1357) O Tesouro de Harry Potter (20.7.2007)




O mundo pegou fogo de novo. Está saindo mais um livro de Harry Potter, e mais um filme. A imprensa inteira se vê obrigada a falar a respeito, e isto pode ser um bom sinônimo de sucesso. 

“Sucesso é quando todo mundo quer falar de você, mesmo que você não queira”. 

Uma das perguntas mais repetidas é: qual a razão do sucesso de Harry Potter, das dezenas de milhões de livros vendidos, etc. e tal? Ninguém sabe nem saberá. Sucesso é algo imponderável, não tem fórmula. Se tivesse, todo mundo aplicava. 

Fala-se de marketing, de campanhas publicitárias, etc. e tal. Bobagem. Campanha nenhuma arranca um livro da estaca zero. As campanhas, os cartazes, os fã-clubes, os bonecos de plástico, os bonés e mochilas... tudo isso alavanca as vendas de um livro, mas somente depois que o livro já fez sucesso. 

O primeiro milhão de livros vendidos é o mais difícil, mas depois dele, é como diz Paulo Coelho, “o Universo inteiro conspira a favor”.

O gosto do público, felizmente, ainda é imprevisível. Podemos, talvez, avaliar o que fez sucesso no ano anterior. Se o Homem Aranha ou o Código da Vinci arrebanham milhões de compradores aí está um bom sinal. De imediato, candidatos a milionários começam a rodar filmes intitulados O Homem Lacrau ou a escrever O Código Michelangelo, crentes que vão vender a mesma quantidade – e não vendem. O público não é burro. Somente uns 10% se deixam enganar por esses aproveitadores de última hora. 

O editor que lançou Paulo Coelho, Nelson Liano, dizia que recebia por semana 20 ou 30 livros com as palavras “Mago” ou “Alquimista” no título, sem contar os numerosos livros de gente que percorreu a pé o Caminho de São Tiago. Sabe quantos desses venderam um milhão? Somente o primeiro, que não tinha ambições tão altas.

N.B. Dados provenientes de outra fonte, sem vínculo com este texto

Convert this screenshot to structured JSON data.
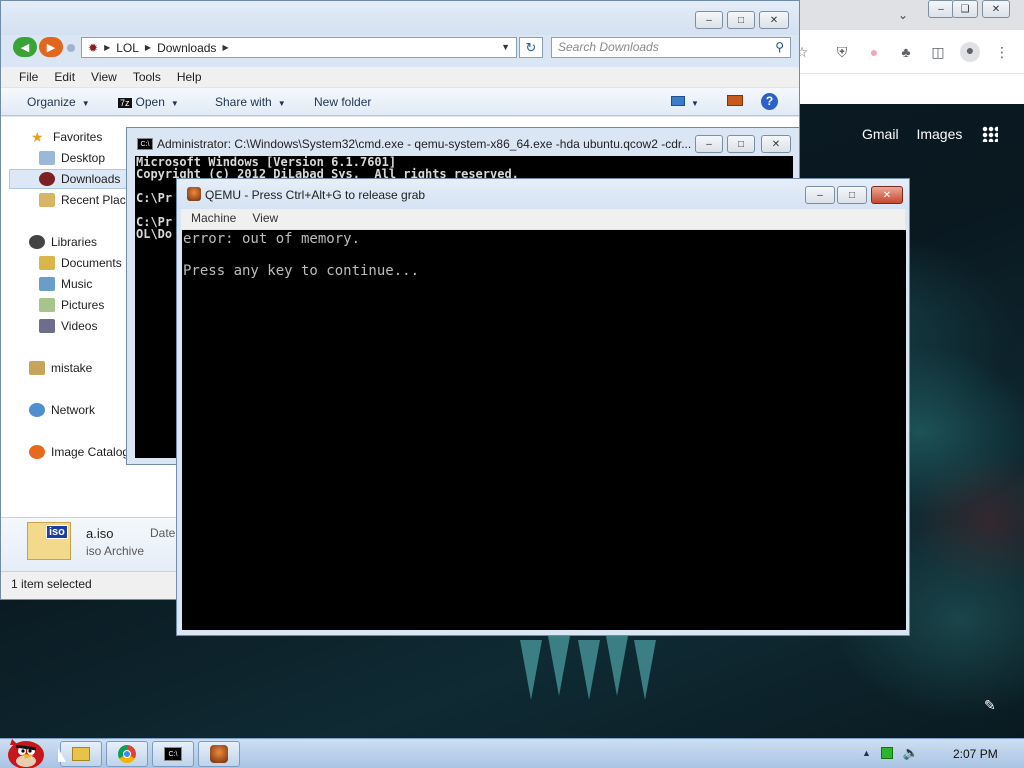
{
  "explorer": {
    "address": [
      "LOL",
      "Downloads"
    ],
    "search_placeholder": "Search Downloads",
    "menu": [
      "File",
      "Edit",
      "View",
      "Tools",
      "Help"
    ],
    "commands": {
      "organize": "Organize",
      "open": "Open",
      "share_with": "Share with",
      "new_folder": "New folder"
    },
    "nav": {
      "favorites": "Favorites",
      "desktop": "Desktop",
      "downloads": "Downloads",
      "recent": "Recent Places",
      "libraries": "Libraries",
      "documents": "Documents",
      "music": "Music",
      "pictures": "Pictures",
      "videos": "Videos",
      "mistake": "mistake",
      "network": "Network",
      "image_catalog": "Image Catalog"
    },
    "details": {
      "name": "a.iso",
      "type": "iso Archive",
      "date_label": "Date",
      "icon_text": "iso"
    },
    "status": "1 item selected"
  },
  "cmd": {
    "title": "Administrator: C:\\Windows\\System32\\cmd.exe - qemu-system-x86_64.exe  -hda ubuntu.qcow2 -cdr...",
    "icon_text": "C:\\",
    "lines": [
      "Microsoft Windows [Version 6.1.7601]",
      "Copyright (c) 2012 DiLabad Sys.  All rights reserved.",
      "",
      "C:\\Pr",
      "",
      "C:\\Pr",
      "OL\\Do"
    ]
  },
  "qemu": {
    "title": "QEMU - Press Ctrl+Alt+G to release grab",
    "menu": [
      "Machine",
      "View"
    ],
    "screen_lines": [
      "error: out of memory.",
      "",
      "Press any key to continue..."
    ]
  },
  "chrome": {
    "links": [
      "Gmail",
      "Images"
    ]
  },
  "taskbar": {
    "clock": "2:07 PM",
    "cmd_icon_text": "C:\\"
  }
}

O resto, que tinha, afundou.

Dentro dessa engrenagem mortal a que chamamos O Mercado, existe uma lei não-escrita que rege todos os comportamentos e define todas as estratégias: 

“O sucesso é contagioso, e o fracasso também”. 

Se quisermos entender o cinema de Hollywood, o show-business musical, as Bolsas de Valores, as articulações políticas do Congresso brasileiro, e o comportamento dos nossos adolescentes, temos que levar em conta essa Lei de Newton que rege todos os fenômenos de atração e repulsão social. 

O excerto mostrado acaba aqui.